[c++] Initializing default values in a struct

If I needed to initialize only a few select values of a C++ struct, would this be correct:

struct foo {
    foo() : a(true), b(true) {}
    bool a;
    bool b;
    bool c;
 } bar;

Am I correct to assume I would end up with one struct item called bar with elements bar.a = true, bar.b = true and an undefined bar.c?

This question is related to c++

The answer is


You can do it by using a constructor, like this:

struct Date
{
int day;
int month;
int year;

Date()
{
    day=0;
    month=0;
    year=0;
}
};

or like this:

struct Date
{
int day;
int month;
int year;

Date():day(0),
       month(0),
       year(0){}
};

In your case bar.c is undefined,and its value depends on the compiler (while a and b were set to true).

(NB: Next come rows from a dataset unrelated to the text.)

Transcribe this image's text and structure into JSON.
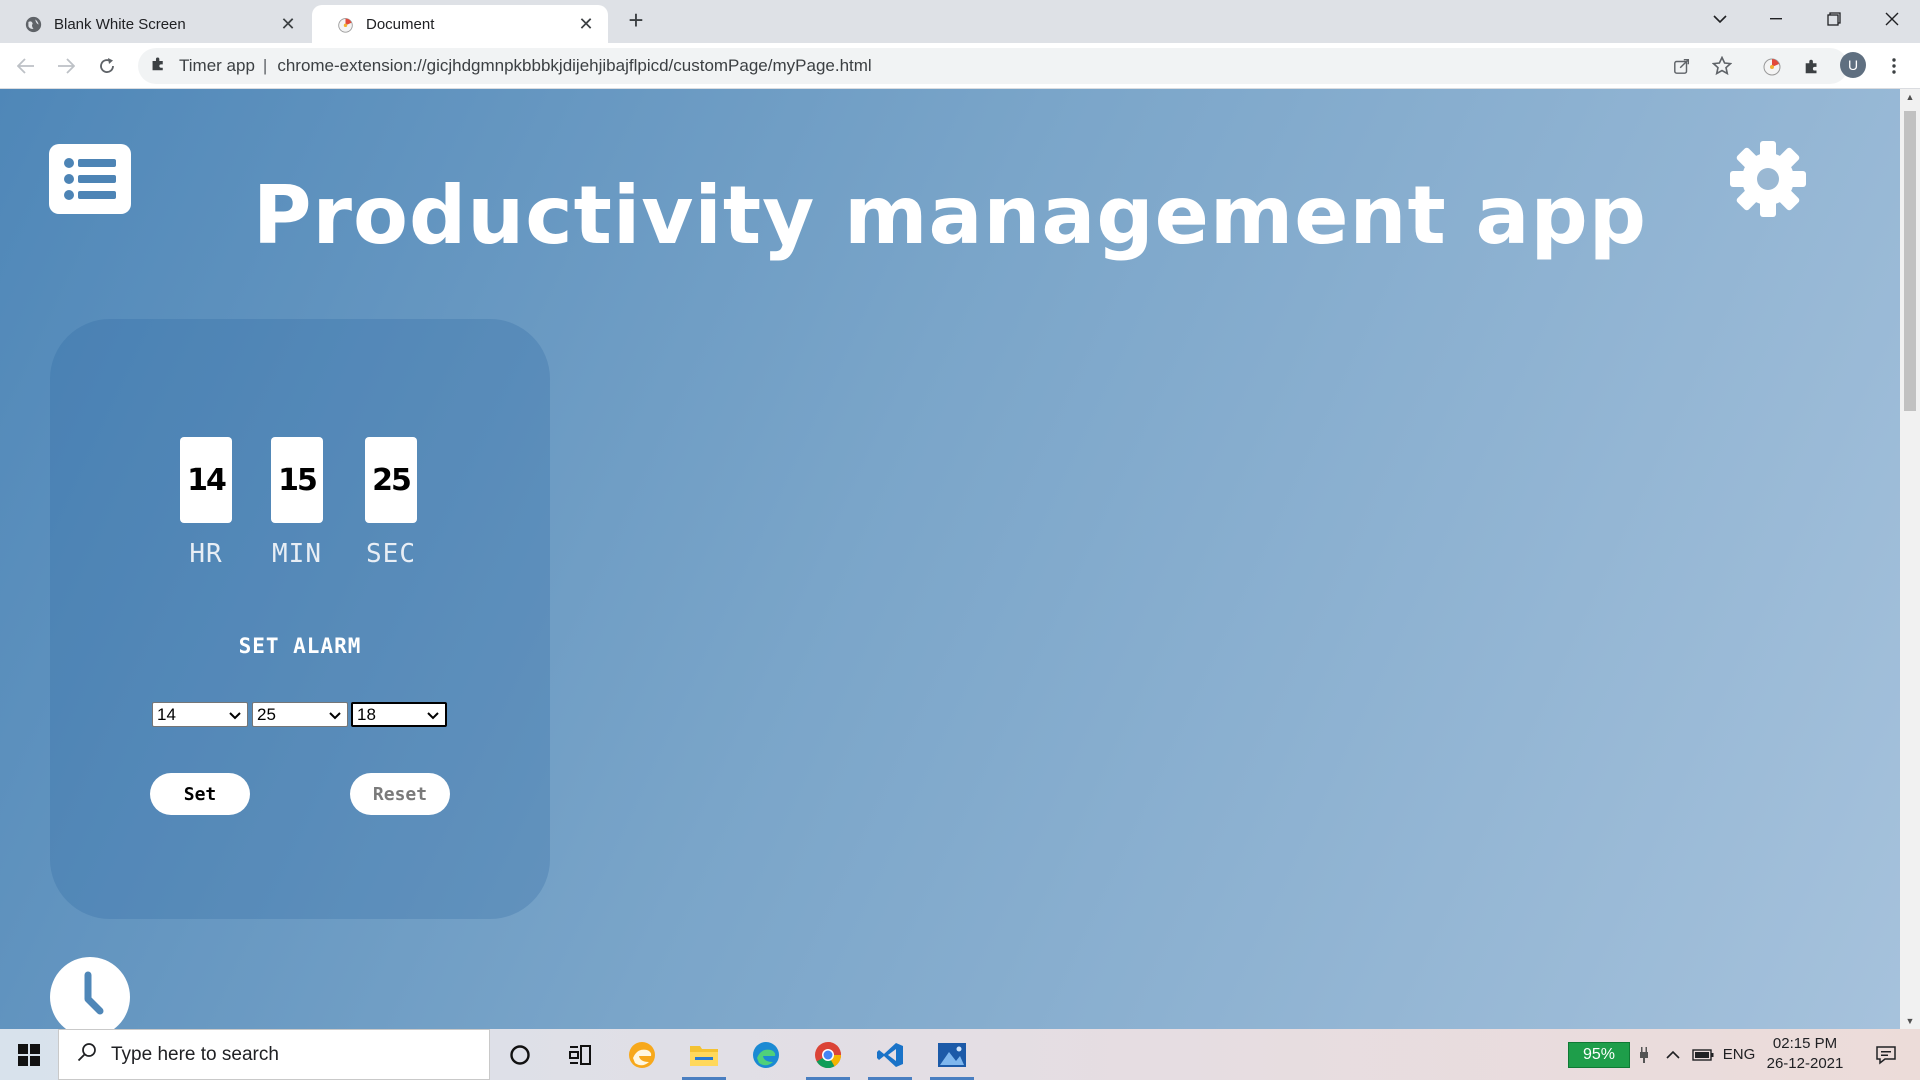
{
  "browser": {
    "tabs": [
      {
        "title": "Blank White Screen",
        "active": false
      },
      {
        "title": "Document",
        "active": true
      }
    ],
    "omnibox": {
      "extension_name": "Timer app",
      "separator": "|",
      "url": "chrome-extension://gicjhdgmnpkbbbkjdijehjibajflpicd/customPage/myPage.html"
    },
    "profile_initial": "U"
  },
  "page": {
    "title": "Productivity management app",
    "timer": {
      "hours": "14",
      "minutes": "15",
      "seconds": "25",
      "hours_label": "HR",
      "minutes_label": "MIN",
      "seconds_label": "SEC"
    },
    "alarm": {
      "heading": "SET ALARM",
      "hour_value": "14",
      "minute_value": "25",
      "second_value": "18",
      "set_label": "Set",
      "reset_label": "Reset"
    }
  },
  "taskbar": {
    "search_placeholder": "Type here to search",
    "battery_percent": "95%",
    "language": "ENG",
    "time": "02:15 PM",
    "date": "26-12-2021"
  },
  "colors": {
    "gradient_start": "#4f87b8",
    "gradient_end": "#a6c2dc",
    "battery_green": "#1e9e4a",
    "reset_text": "#7a7a7a"
  }
}
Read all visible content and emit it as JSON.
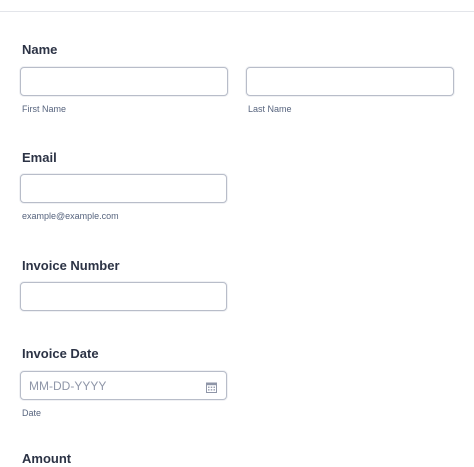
{
  "form": {
    "name": {
      "label": "Name",
      "first_sublabel": "First Name",
      "last_sublabel": "Last Name",
      "first_value": "",
      "last_value": ""
    },
    "email": {
      "label": "Email",
      "sublabel": "example@example.com",
      "value": ""
    },
    "invoice_number": {
      "label": "Invoice Number",
      "value": ""
    },
    "invoice_date": {
      "label": "Invoice Date",
      "placeholder": "MM-DD-YYYY",
      "sublabel": "Date",
      "icon": "calendar-icon",
      "value": ""
    },
    "next_field": {
      "label": "Amount"
    }
  },
  "colors": {
    "label_text": "#2c3345",
    "sublabel_text": "#57647e",
    "input_border": "#b8bdc9",
    "placeholder_text": "#8f96a8",
    "divider": "#e3e5ea"
  }
}
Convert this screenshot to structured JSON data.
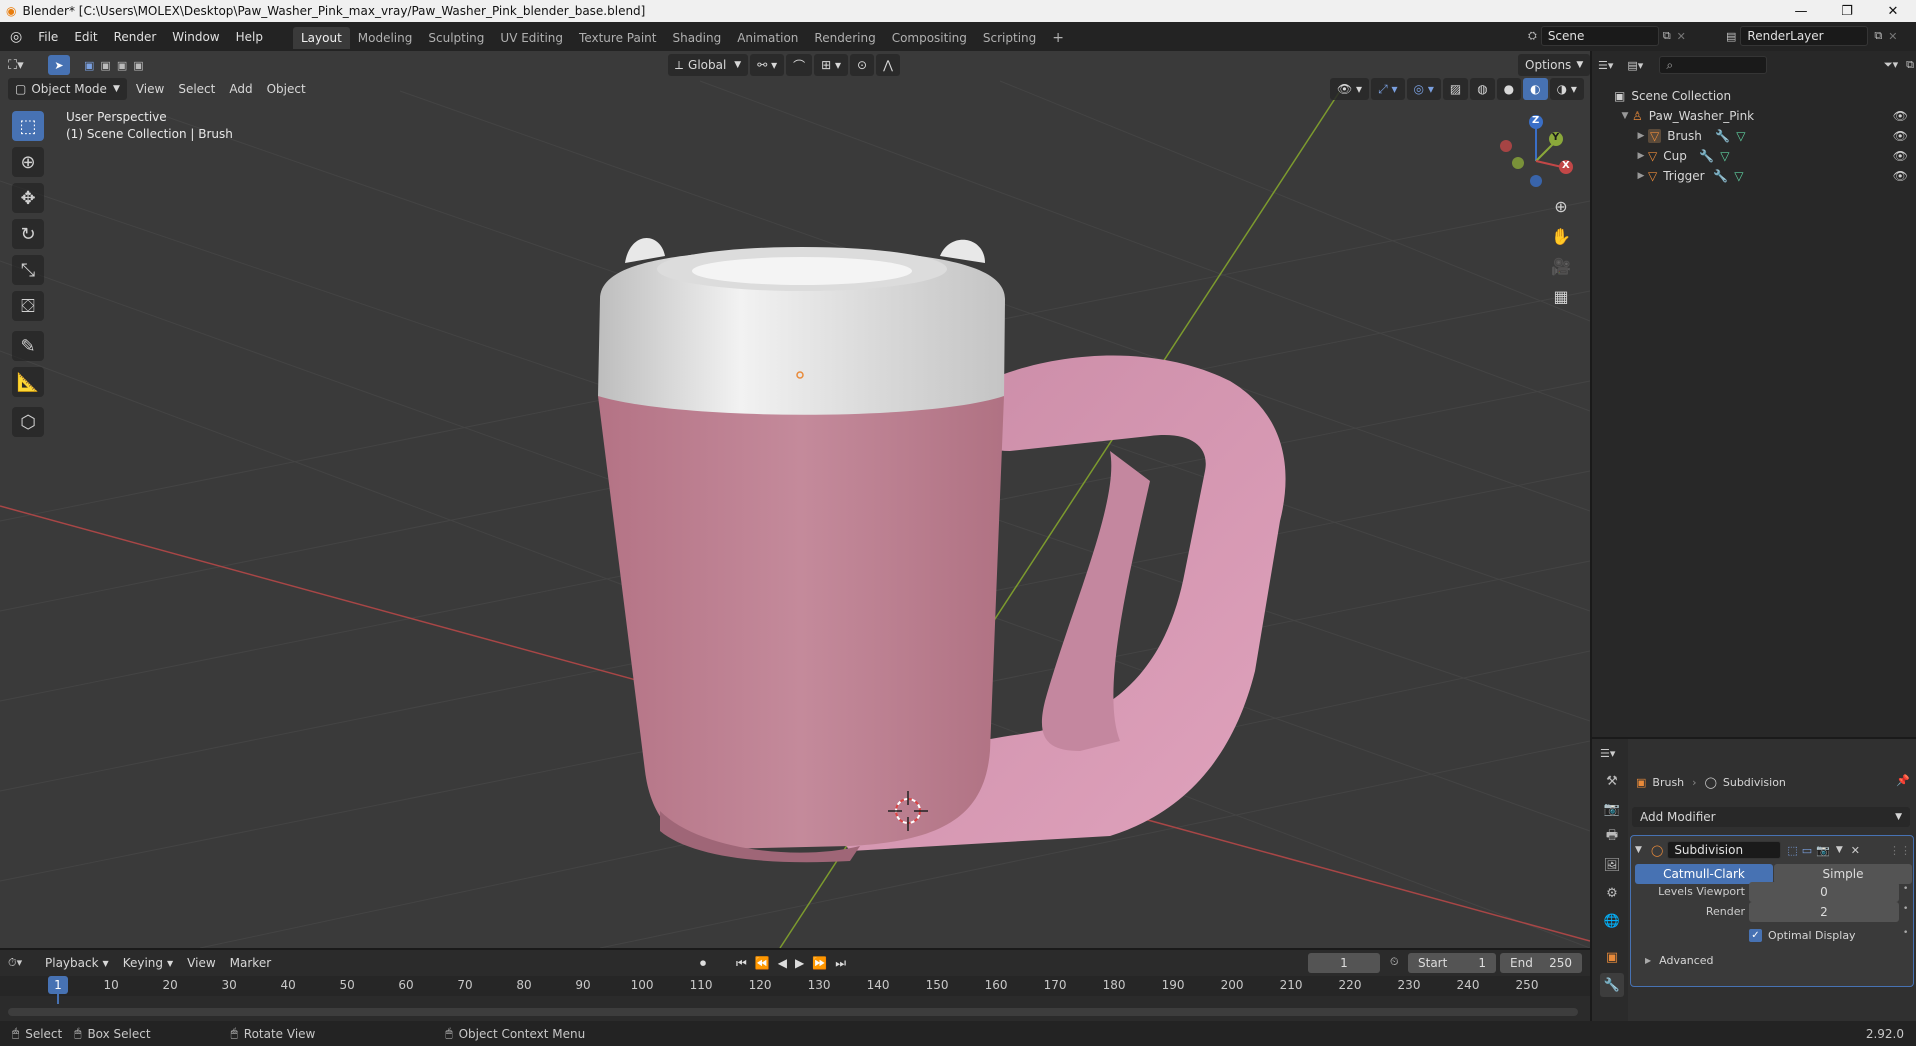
{
  "title_bar": {
    "text": "Blender* [C:\\Users\\MOLEX\\Desktop\\Paw_Washer_Pink_max_vray/Paw_Washer_Pink_blender_base.blend]"
  },
  "menu": [
    "File",
    "Edit",
    "Render",
    "Window",
    "Help"
  ],
  "workspaces": [
    "Layout",
    "Modeling",
    "Sculpting",
    "UV Editing",
    "Texture Paint",
    "Shading",
    "Animation",
    "Rendering",
    "Compositing",
    "Scripting"
  ],
  "active_workspace": "Layout",
  "scene": {
    "name": "Scene",
    "render_layer": "RenderLayer"
  },
  "viewport": {
    "header": {
      "mode": "Object Mode",
      "menus": [
        "View",
        "Select",
        "Add",
        "Object"
      ],
      "transform_orientation": "Global",
      "options_label": "Options"
    },
    "overlay_text": {
      "perspective": "User Perspective",
      "collection": "(1) Scene Collection | Brush"
    },
    "gizmo": {
      "z": "Z",
      "y": "Y",
      "x": "X"
    }
  },
  "outliner": {
    "root": "Scene Collection",
    "collection": "Paw_Washer_Pink",
    "objects": [
      {
        "name": "Brush"
      },
      {
        "name": "Cup"
      },
      {
        "name": "Trigger"
      }
    ]
  },
  "properties": {
    "breadcrumb_object": "Brush",
    "breadcrumb_modifier": "Subdivision",
    "add_modifier": "Add Modifier",
    "modifier": {
      "name": "Subdivision",
      "type_options": [
        "Catmull-Clark",
        "Simple"
      ],
      "selected_type": "Catmull-Clark",
      "levels_viewport_label": "Levels Viewport",
      "levels_viewport": "0",
      "render_label": "Render",
      "render": "2",
      "optimal_display_label": "Optimal Display",
      "optimal_display": true,
      "advanced_label": "Advanced"
    }
  },
  "timeline": {
    "menus": [
      "Playback",
      "Keying",
      "View",
      "Marker"
    ],
    "current_frame": "1",
    "start_label": "Start",
    "start": "1",
    "end_label": "End",
    "end": "250",
    "ticks": [
      "1",
      "10",
      "20",
      "30",
      "40",
      "50",
      "60",
      "70",
      "80",
      "90",
      "100",
      "110",
      "120",
      "130",
      "140",
      "150",
      "160",
      "170",
      "180",
      "190",
      "200",
      "210",
      "220",
      "230",
      "240",
      "250"
    ]
  },
  "statusbar": {
    "select": "Select",
    "box_select": "Box Select",
    "rotate_view": "Rotate View",
    "context_menu": "Object Context Menu",
    "version": "2.92.0"
  },
  "colors": {
    "accent": "#4772b3",
    "cup_pink": "#c68a9c",
    "handle_pink": "#d99bb6",
    "rim_white": "#e6e6e6",
    "axis_x": "#c24747",
    "axis_y": "#8aa83a",
    "axis_z": "#3a6fc7",
    "object_orange": "#e88a3a"
  }
}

An explicit default initialization can help:

struct foo {
    bool a {};
    bool b {};
    bool c {};
 } bar;

Behavior bool a {} is same as bool b = bool(); and return false.


You don't even need to define a constructor

struct foo {
    bool a = true;
    bool b = true;
    bool c;
 } bar;

To clarify: these are called brace-or-equal-initializers (because you may also use brace initialization instead of equal sign). This is not only for aggregates: you can use this in normal class definitions. This was added in C++11.